On trips to New Orleans, Louisiana, and Boulder, Colorado, I’ve been impressed by their Pedestrian Malls: Bourbon Street and Pearl Street, respectively. These malls are filled with bars, restaurants, small businesses and people from across the country and the world. Both are often among the biggest tourist attractions in a city and are beloved by locals. Other cities of comparable size to Minneapolis like Madison (State Street), Austin (6th Street), and Seattle (Pioneer Square) have vibrant nightlife scenes along their Pedestrian Malls. Recent outings to Art-A-Whirl, where many streets are closed for the weekend, and Open Streets Lyndale, where Lyndale Avenue South is closed for a few hours on a Saturday, have shown the viability of this idea for Minneapolis. Other streets around Minneapolis like Nicolet Avenue, Minnehaha Avenue, East Lake Street and West Broadway Avenue participate in Open Streets Minneapolis as well. These events draw tens of thousands of people to their respective areas of the city and showcase the best their neighborhoods have to offer. It’s clear Minneapolis residents love these events and are hungry to attend when the opportunity presents itself. Imagine the vibrancy and excitement if there was an area where cars were permanently excluded.
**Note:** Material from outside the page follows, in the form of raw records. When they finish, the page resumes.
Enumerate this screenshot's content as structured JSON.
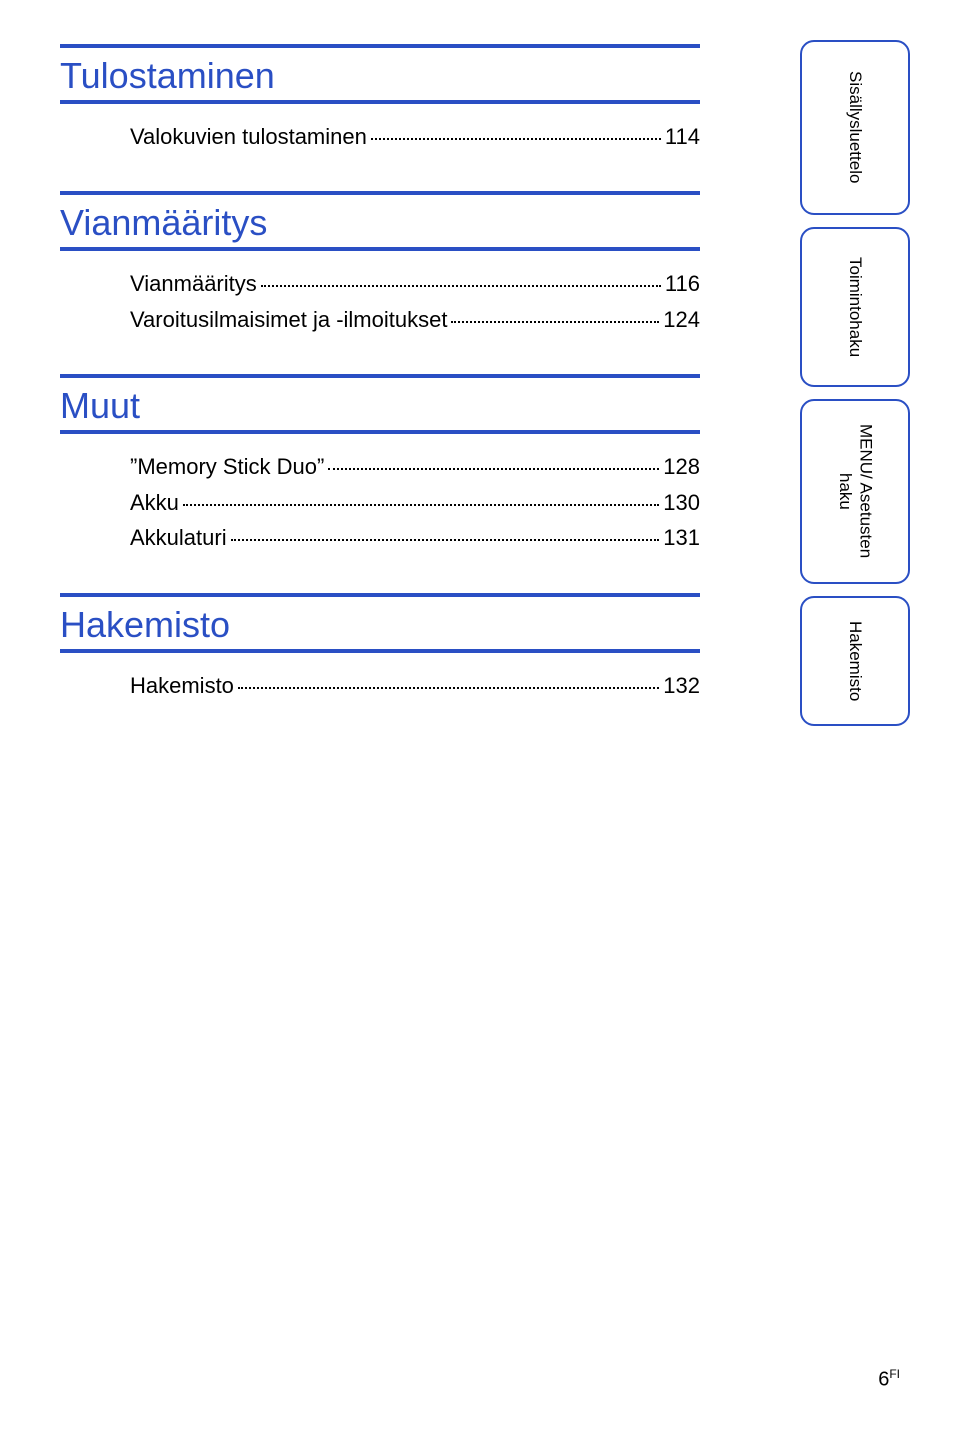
{
  "colors": {
    "accent": "#2a4fc4",
    "text": "#000000",
    "background": "#ffffff"
  },
  "typography": {
    "heading_fontsize": 36,
    "entry_fontsize": 22,
    "tab_fontsize": 17
  },
  "sections": {
    "tulostaminen": {
      "heading": "Tulostaminen",
      "entries": [
        {
          "label": "Valokuvien tulostaminen",
          "page": "114"
        }
      ]
    },
    "vianmaaritys": {
      "heading": "Vianmääritys",
      "entries": [
        {
          "label": "Vianmääritys",
          "page": "116"
        },
        {
          "label": "Varoitusilmaisimet ja -ilmoitukset",
          "page": "124"
        }
      ]
    },
    "muut": {
      "heading": "Muut",
      "entries": [
        {
          "label": "”Memory Stick Duo”",
          "page": "128"
        },
        {
          "label": "Akku",
          "page": "130"
        },
        {
          "label": "Akkulaturi",
          "page": "131"
        }
      ]
    },
    "hakemisto": {
      "heading": "Hakemisto",
      "entries": [
        {
          "label": "Hakemisto",
          "page": "132"
        }
      ]
    }
  },
  "side_tabs": [
    "Sisällysluettelo",
    "Toimintohaku",
    "MENU/\nAsetusten haku",
    "Hakemisto"
  ],
  "footer": {
    "page_number": "6",
    "page_suffix": "FI"
  }
}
Readers might be quick to point out that Minneapolis technically already has a Pedestrian Mall, Nicollet Mall in downtown. However, there are a couple of key problems with Nicollet Mall. First, the street still allows bus traffic. I am a huge supporter and advocate for public transit but allowing vehicles of any kind on a Pedestrian Mall defeats the purpose. Next are the skyways. Others have already pointed out how skyways move traffic from street level to the skyway level, decreasing street level pedestrian traffic. With the abundance of skyways in downtown, it’s difficult to encourage people to use a Pedestrian Mall, no matter how nice it is.
Other areas of the city that already have a vibrant nightlife and people-centered businesses would be a better fit for a Pedestrian Mall. Year after year I see Art-A-Whirl as a great success that highlights a vibrant and unique area of Minneapolis. I would propose the NE Arts District as an area for a new Pedestrian Mall. More specifically, Quincy Street NE from Broadway Street NE to NE 15th Avenue. This stretch of Quincy already has two thriving breweries, a popular restaurant, new event space, galleries and several small businesses. This street, even with cars, is much more inviting than Nicollet Mall downtown. A street like this with already thriving businesses and nightlife would likely find immediate success as a Pedestrian Mall.
Minneapolis has a lot going for it. It seems new restaurants and cafes are popping up every weekend. For Minneapolis to compete against cities of similar size it’s time to develop a vibrant and bustling Pedestrian Mall that showcases the best Minneapolis has to offer.